We had white wine, Jen’s famous homemade mini thin-crust pizzas (omgtheyresogood), and dark chocolate while watching The Bachelor…and I started feeling this familiar taste at the back of my mouth, along with a roiling feeling at the bottom of my gut. Like, not sick sick per say…it reminds me of drinking a big glass of milk right before bed and waking up with that certain sort of taste in your mouth. And I only feel that way when I pair wine with chocolate or cheese or bread, I suddenly found myself thinking. Fuck.

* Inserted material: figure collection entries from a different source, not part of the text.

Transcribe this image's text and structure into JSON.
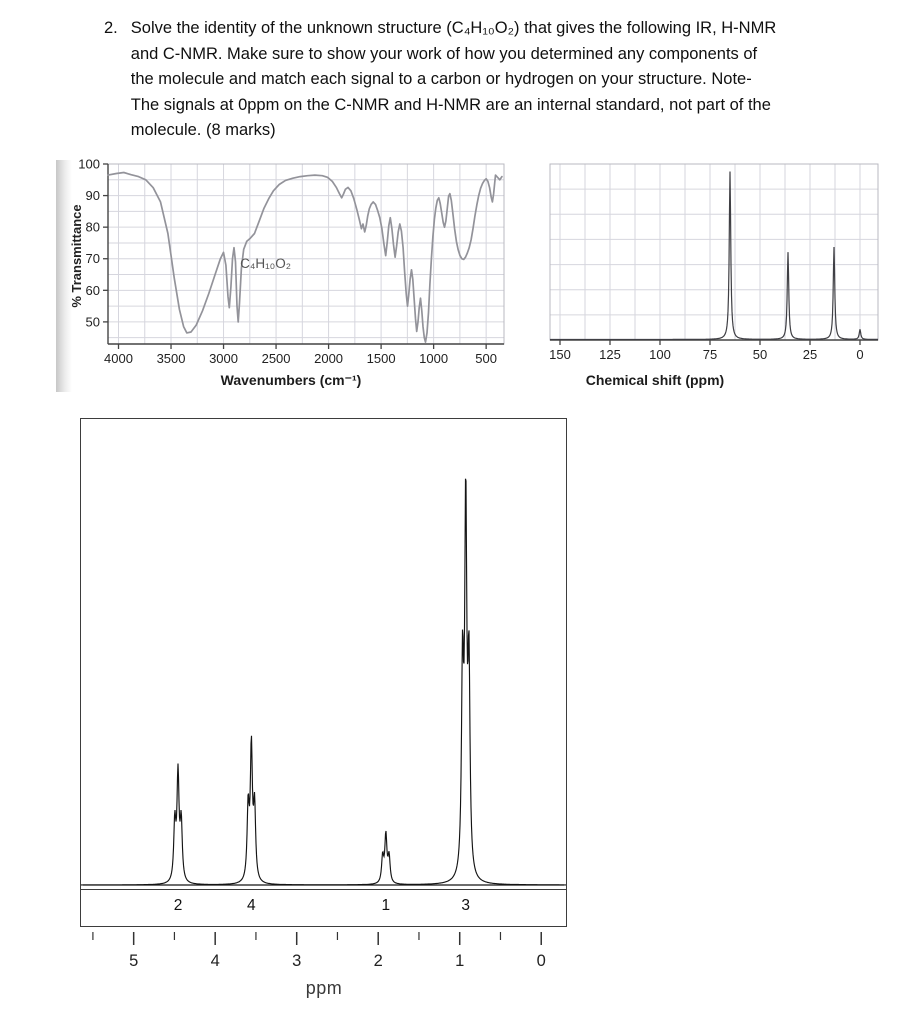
{
  "question": {
    "number": "2.",
    "lines": [
      "Solve the identity of the unknown structure (C₄H₁₀O₂) that gives the following IR, H-NMR",
      "and C-NMR. Make sure to show your work of how you determined any components of",
      "the molecule and match each signal to a carbon or hydrogen on your structure. Note-",
      "The signals at 0ppm on the C-NMR and H-NMR are an internal standard, not part of the",
      "molecule. (8 marks)"
    ]
  },
  "colors": {
    "grid": "#d6d6de",
    "axis": "#444444",
    "ir_curve": "#93939a",
    "cnmr_ink": "#3f3f44",
    "hnmr_ink": "#141414"
  },
  "chart_data": [
    {
      "id": "ir",
      "type": "line",
      "xlabel": "Wavenumbers (cm⁻¹)",
      "ylabel": "% Transmittance",
      "annotation": "C₄H₁₀O₂",
      "x_ticks": [
        4000,
        3500,
        3000,
        2500,
        2000,
        1500,
        1000,
        500
      ],
      "y_ticks": [
        100,
        90,
        80,
        70,
        60,
        50
      ],
      "xlim": [
        4100,
        330
      ],
      "ylim": [
        43,
        100
      ],
      "grid": true,
      "curve_points": [
        [
          4100,
          96.5
        ],
        [
          4020,
          97
        ],
        [
          3950,
          97.3
        ],
        [
          3880,
          96.6
        ],
        [
          3810,
          96
        ],
        [
          3740,
          95
        ],
        [
          3670,
          92.5
        ],
        [
          3600,
          88
        ],
        [
          3530,
          78
        ],
        [
          3470,
          64
        ],
        [
          3420,
          54
        ],
        [
          3380,
          48.5
        ],
        [
          3350,
          46.5
        ],
        [
          3310,
          46.8
        ],
        [
          3260,
          49
        ],
        [
          3200,
          53.5
        ],
        [
          3140,
          59
        ],
        [
          3080,
          65
        ],
        [
          3030,
          70
        ],
        [
          3000,
          72
        ],
        [
          2978,
          68
        ],
        [
          2958,
          58
        ],
        [
          2945,
          54.5
        ],
        [
          2930,
          61
        ],
        [
          2915,
          70
        ],
        [
          2900,
          73.5
        ],
        [
          2886,
          69
        ],
        [
          2872,
          55
        ],
        [
          2860,
          50
        ],
        [
          2848,
          56
        ],
        [
          2830,
          67
        ],
        [
          2808,
          73
        ],
        [
          2780,
          75.5
        ],
        [
          2745,
          76.5
        ],
        [
          2705,
          78
        ],
        [
          2660,
          82
        ],
        [
          2615,
          86
        ],
        [
          2570,
          89
        ],
        [
          2525,
          91.5
        ],
        [
          2470,
          93.5
        ],
        [
          2410,
          94.8
        ],
        [
          2340,
          95.5
        ],
        [
          2270,
          96
        ],
        [
          2200,
          96.3
        ],
        [
          2130,
          96.5
        ],
        [
          2060,
          96.3
        ],
        [
          2010,
          95.8
        ],
        [
          1965,
          94.5
        ],
        [
          1925,
          92.5
        ],
        [
          1895,
          90.5
        ],
        [
          1875,
          89.3
        ],
        [
          1858,
          90.5
        ],
        [
          1840,
          92
        ],
        [
          1815,
          92.6
        ],
        [
          1788,
          91.5
        ],
        [
          1760,
          89
        ],
        [
          1730,
          85.5
        ],
        [
          1705,
          82
        ],
        [
          1688,
          79.5
        ],
        [
          1672,
          81
        ],
        [
          1656,
          78.5
        ],
        [
          1642,
          80.5
        ],
        [
          1628,
          83.5
        ],
        [
          1612,
          85.8
        ],
        [
          1595,
          87.2
        ],
        [
          1575,
          88
        ],
        [
          1553,
          87.2
        ],
        [
          1532,
          85.2
        ],
        [
          1512,
          83
        ],
        [
          1492,
          79.5
        ],
        [
          1472,
          74.5
        ],
        [
          1456,
          71
        ],
        [
          1441,
          75.5
        ],
        [
          1427,
          80.5
        ],
        [
          1412,
          83
        ],
        [
          1397,
          79.5
        ],
        [
          1382,
          74.5
        ],
        [
          1367,
          70.5
        ],
        [
          1352,
          74
        ],
        [
          1337,
          78.5
        ],
        [
          1322,
          81
        ],
        [
          1307,
          78.8
        ],
        [
          1291,
          73.5
        ],
        [
          1276,
          66
        ],
        [
          1261,
          59
        ],
        [
          1249,
          55
        ],
        [
          1237,
          58.5
        ],
        [
          1224,
          63.5
        ],
        [
          1211,
          66.5
        ],
        [
          1198,
          63.5
        ],
        [
          1186,
          57.5
        ],
        [
          1173,
          51
        ],
        [
          1161,
          47
        ],
        [
          1149,
          50
        ],
        [
          1137,
          54.5
        ],
        [
          1125,
          57.5
        ],
        [
          1113,
          53.5
        ],
        [
          1101,
          48.5
        ],
        [
          1089,
          45
        ],
        [
          1077,
          43.6
        ],
        [
          1063,
          46.5
        ],
        [
          1049,
          53
        ],
        [
          1035,
          62
        ],
        [
          1021,
          70
        ],
        [
          1007,
          77
        ],
        [
          993,
          82.5
        ],
        [
          979,
          86
        ],
        [
          965,
          88.5
        ],
        [
          951,
          89.3
        ],
        [
          937,
          87.5
        ],
        [
          923,
          84.5
        ],
        [
          909,
          81.5
        ],
        [
          896,
          80
        ],
        [
          883,
          82
        ],
        [
          870,
          86
        ],
        [
          857,
          89.8
        ],
        [
          845,
          90.6
        ],
        [
          832,
          88.5
        ],
        [
          817,
          84.5
        ],
        [
          800,
          79.5
        ],
        [
          783,
          75.5
        ],
        [
          766,
          72.8
        ],
        [
          749,
          71
        ],
        [
          732,
          70
        ],
        [
          714,
          69.8
        ],
        [
          697,
          70.5
        ],
        [
          679,
          71.8
        ],
        [
          661,
          73.5
        ],
        [
          643,
          76
        ],
        [
          625,
          79.5
        ],
        [
          607,
          83.5
        ],
        [
          589,
          87
        ],
        [
          571,
          90
        ],
        [
          553,
          92.3
        ],
        [
          535,
          93.8
        ],
        [
          517,
          94.8
        ],
        [
          499,
          95.3
        ],
        [
          483,
          94.5
        ],
        [
          467,
          92.5
        ],
        [
          452,
          89.5
        ],
        [
          440,
          88
        ],
        [
          429,
          90.5
        ],
        [
          419,
          94
        ],
        [
          411,
          96.5
        ],
        [
          370,
          95
        ],
        [
          350,
          96
        ]
      ]
    },
    {
      "id": "cnmr",
      "type": "line",
      "xlabel": "Chemical shift (ppm)",
      "x_ticks": [
        150,
        125,
        100,
        75,
        50,
        25,
        0
      ],
      "xlim": [
        155,
        -9
      ],
      "grid": true,
      "peaks": [
        {
          "ppm": 65,
          "height": 1.0
        },
        {
          "ppm": 36,
          "height": 0.52
        },
        {
          "ppm": 13,
          "height": 0.55
        },
        {
          "ppm": 0,
          "height": 0.06
        }
      ]
    },
    {
      "id": "hnmr",
      "type": "line",
      "xlabel": "ppm",
      "x_ticks": [
        5,
        4,
        3,
        2,
        1,
        0
      ],
      "xlim": [
        5.64,
        -0.31
      ],
      "grid": false,
      "peaks": [
        {
          "ppm": 4.45,
          "height": 0.29,
          "integration": "2"
        },
        {
          "ppm": 3.55,
          "height": 0.36,
          "integration": "4"
        },
        {
          "ppm": 1.9,
          "height": 0.13,
          "integration": "1"
        },
        {
          "ppm": 0.92,
          "height": 1.0,
          "integration": "3"
        }
      ]
    }
  ]
}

Later that night, after coming home and getting ready for bed, I started to think that it might not be that bad. That night obviously serving as an exception, I usually eat really well…pretty freaking clean, in fact. And if I tested positive and went on the candida diet and it helped with my lack of focus and that weird, occasional funk and brain fog I struggled with – not to mention the extra weight around my gut that wouldn’t seem to go away, no matter how clean I ate – then maybe it would actually end up being a good thing. Maybe I could totally do this.
I so do not want to do this, I thought to myself upon waking the next morning.

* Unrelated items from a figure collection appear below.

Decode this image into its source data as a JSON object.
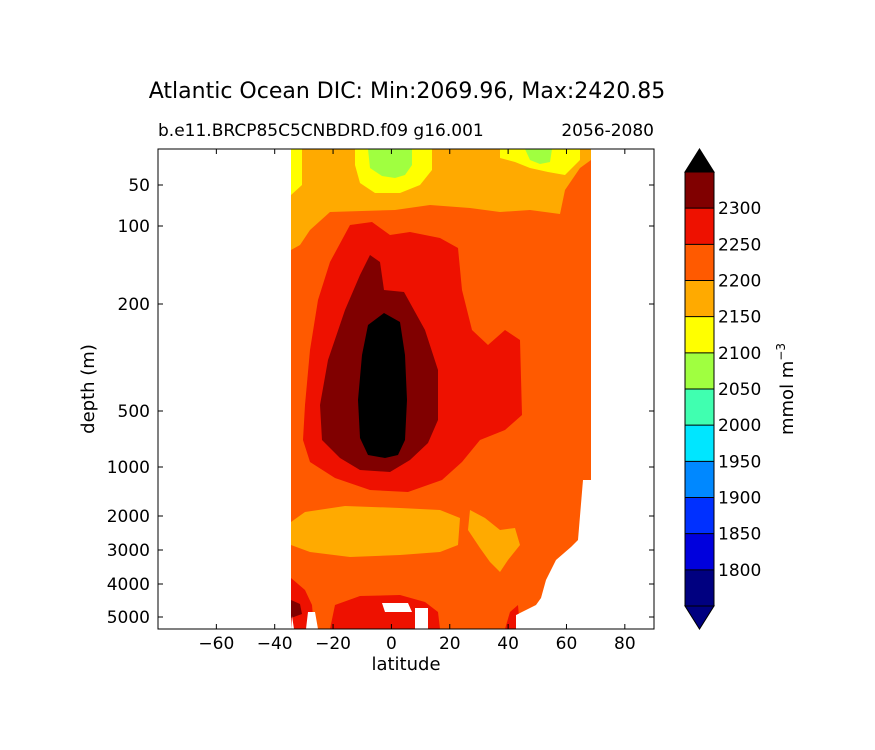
{
  "chart_data": {
    "type": "contourf",
    "title": "Atlantic Ocean DIC: Min:2069.96, Max:2420.85",
    "subtitle_left": "b.e11.BRCP85C5CNBDRD.f09 g16.001",
    "subtitle_right": "2056-2080",
    "xlabel": "latitude",
    "ylabel": "depth (m)",
    "xlim": [
      -80,
      90
    ],
    "ylim": [
      5500,
      25
    ],
    "x_ticks": [
      "−60",
      "−40",
      "−20",
      "0",
      "20",
      "40",
      "60",
      "80"
    ],
    "x_tick_values": [
      -60,
      -40,
      -20,
      0,
      20,
      40,
      60,
      80
    ],
    "y_ticks": [
      "50",
      "100",
      "200",
      "500",
      "1000",
      "2000",
      "3000",
      "4000",
      "5000"
    ],
    "y_tick_values": [
      50,
      100,
      200,
      500,
      1000,
      2000,
      3000,
      4000,
      5000
    ],
    "data_extent_latitude": [
      -34,
      68
    ],
    "colorbar": {
      "label": "mmol m",
      "label_superscript": "−3",
      "extend": "both",
      "levels": [
        1750,
        1800,
        1850,
        1900,
        1950,
        2000,
        2050,
        2100,
        2150,
        2200,
        2250,
        2300,
        2350
      ],
      "tick_labels": [
        "1800",
        "1850",
        "1900",
        "1950",
        "2000",
        "2050",
        "2100",
        "2150",
        "2200",
        "2250",
        "2300"
      ],
      "colors": [
        "#000080",
        "#0000dd",
        "#0030ff",
        "#0088ff",
        "#00e6ff",
        "#40ffb0",
        "#a0ff40",
        "#ffff00",
        "#ffaa00",
        "#ff5a00",
        "#ee1100",
        "#800000"
      ],
      "under_color": "#000080",
      "over_color": "#000000"
    }
  }
}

“Now I look back and think that I was super lucky when I still thought that Atkins was the solution, because at least on that you can have cheese, cream, and coffee…” I wrote to my best friend Katy in an email. “The alcohol thing is honestly not that big of a deal…I barely drink anymore, anyway, save for the occasional night out with Lacy or a glass or two at Jen’s on Monday nights, but it’s more the fact that now I can’t do it at all, you know?”
The coffee and the fruit were, quite frankly, the things that bothered me the most. I’ve given up sugar, carbs, and dairy before in quests for better health, and while each of those times were definitely a trip to sucktown, I already knew how to navigate myself down those streets. But I’ve also been able to do that thanks to knowing that I could still turn to coffee to get me through a hard day. It’s a joy for me, that first cup in the morning. And I love fruit…pairing grapes and almonds in the morning is one of my all-time favorite breakfasts. It makes me feel like a better person just to buy fruit.
But even I can only whine so much, so I spent the rest of the day drinking coffee (because I could) and researching this whole candida thing. I found that there was a lot more information on it than I expected, and the more I read about the causes and the symptoms, the more I started to feel pretty deeply that I was going to test positive for it (the only symptoms that *didn’t* match were any type of infections or autoimmune diseases).
Also, please, please take my word for it: You do not want to Google Image this thing. Not even out of curiosity, not even for research. SAVE YOURSELF THE HORROR AND DON’T FUCKING DO IT.
The information about treating it was the confusing bit. A lot of information out there directly contradicts other sources, and my doctor wasn’t far off the mark when she said that not many doctors know much about it yet – tons of people reported not being taken seriously when they came to their doctors about candida overgrowth, or they report being misdiagnosed for tons of different things, mostly gluten-intolerance (which can help clean up a lot of the symptoms, but doesn’t address the issues with yeast and leaky gut).
Regardless, I was starting to see that even if I didn’t test positive for candida or gluten intolerance, there was still a lot of stuff in my diet that I could and should probably cut out in a quest for better wellness.
(I still really wanted to keep the coffee, though. And the occasional glass of wine).
As if right on cue, I got the lab results back in the middle of the afternoon. On every test we did, the results were positive for candida overgrowth.
So it looks like this whole #BodyLove adventure is now taking a whole new direction!